Rodgers, Richard Charles, 1902–79, American composer, b. New York City. Rodgers studied at Columbia and the Institute of Musical Art, New York City. He met both of his future collaborators, Lorenz Hart and Oscar Hammerstein 2d, while at Columbia. Rodgers wrote his first song at 14 and had his first Broadway show, a flop, produced when he was 18. Rodgers and Hart began collaborating in 1919 and had their first hit play with The Garrick Gaieties (1925) and their first hit song with “Manhattan.” Frequently characterized by a brash insouciance and lively sophistication, the duo's outstanding musical comedies include The Girl Friend (1926); A Connecticut Yankee (1927; rev. 1943); On Your Toes (1936), containing the famous “Slaughter on Tenth Avenue”; Babes in Arms (1937); The Boys from Syracuse (1938); Pal Joey (1940); and By Jupiter (1942).

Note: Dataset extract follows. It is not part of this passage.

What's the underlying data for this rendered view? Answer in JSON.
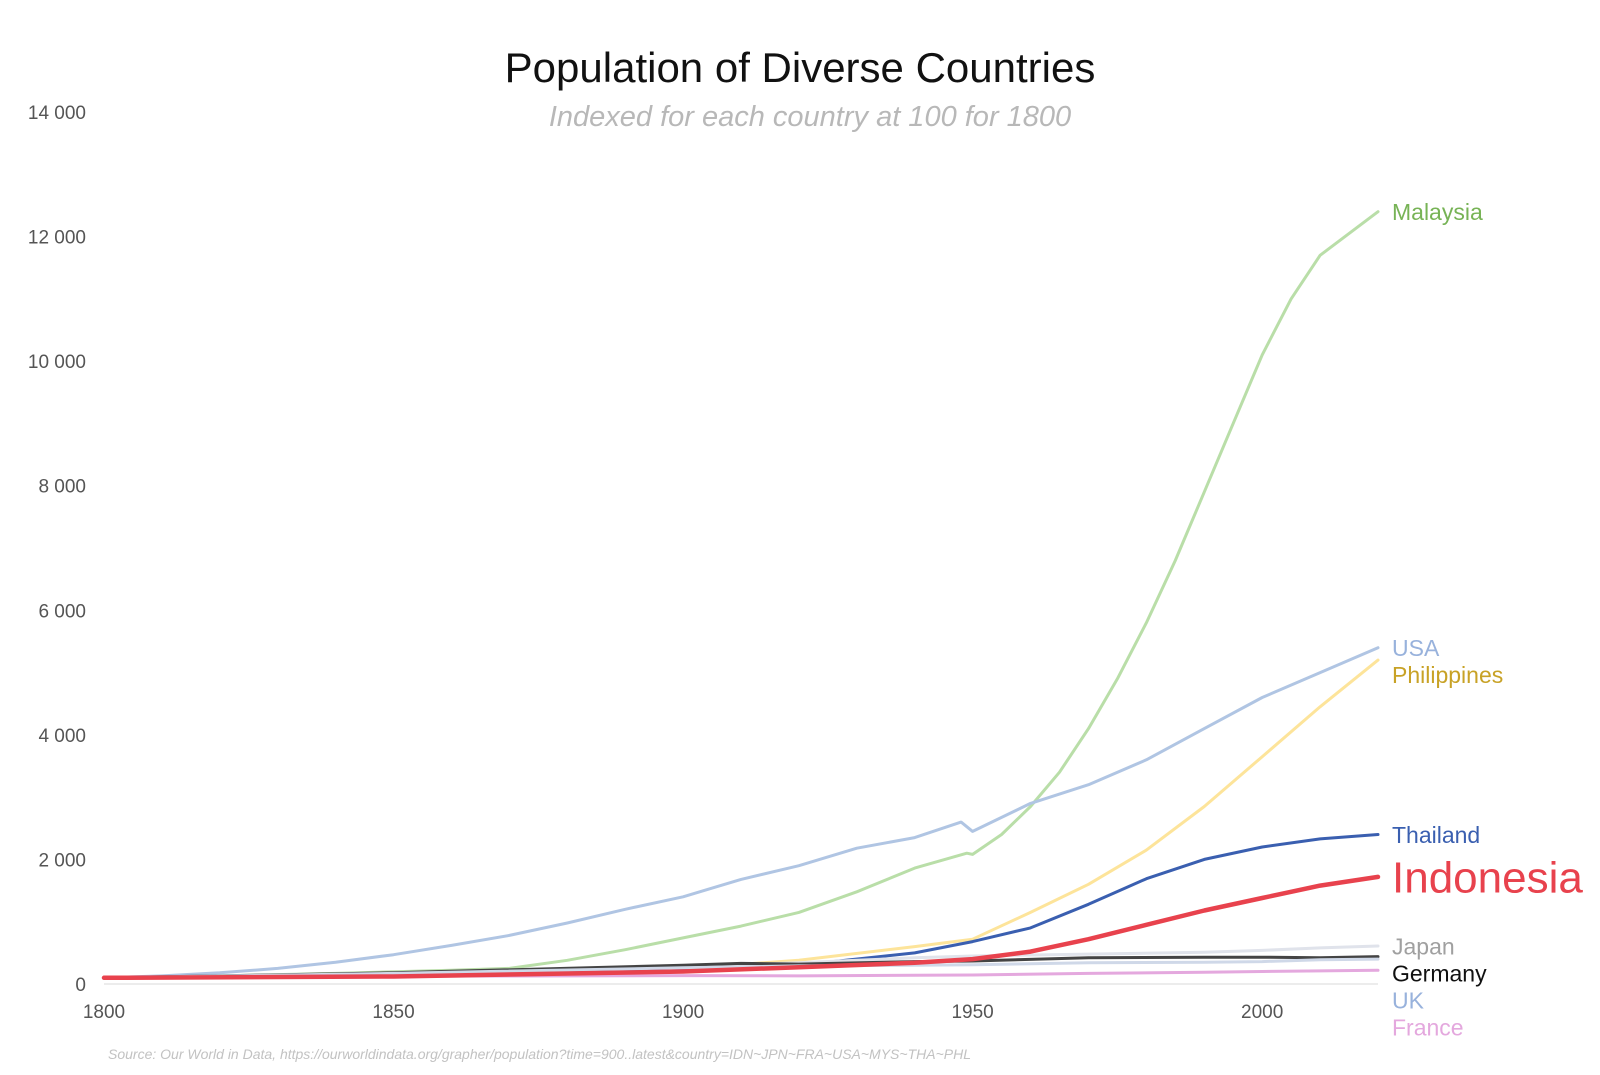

In 1942, Rodgers and Hammerstein began their collaboration; their first musical was the tremendously successful, Pulitzer Prize–winning Oklahoma! (1943). Generally more idealistic and often more markedly American in character than the earlier Hart collaborations, most of their nine musicals were enormously popular, e.g., Carousel (1945), South Pacific (1949), and The King and I (1951). Perhaps the most performed American composer, Rodgers is famous for his inventive and intensely melodic compositions. During his long career he wrote 39 musicals (30 of which became films), more than 1,000 songs, and a few symphonic works, notably the film score for Victory at Sea. From 1962 to 1969 he was head of the Music Theater of the Lincoln Center for the Performing Arts in New York City.
See his autobiography, Musical Stages (1975, repr. 1995); biographies by D. Ewen (1963), W. G. Hyland (1998), and M. Secrest (2001); D. Taylor, Some Enchanted Evening (1953, repr. 1972); E. Mordden, Rodgers and Hammerstein (1992); G. Block, ed., The Richard Rodgers Reader (2002).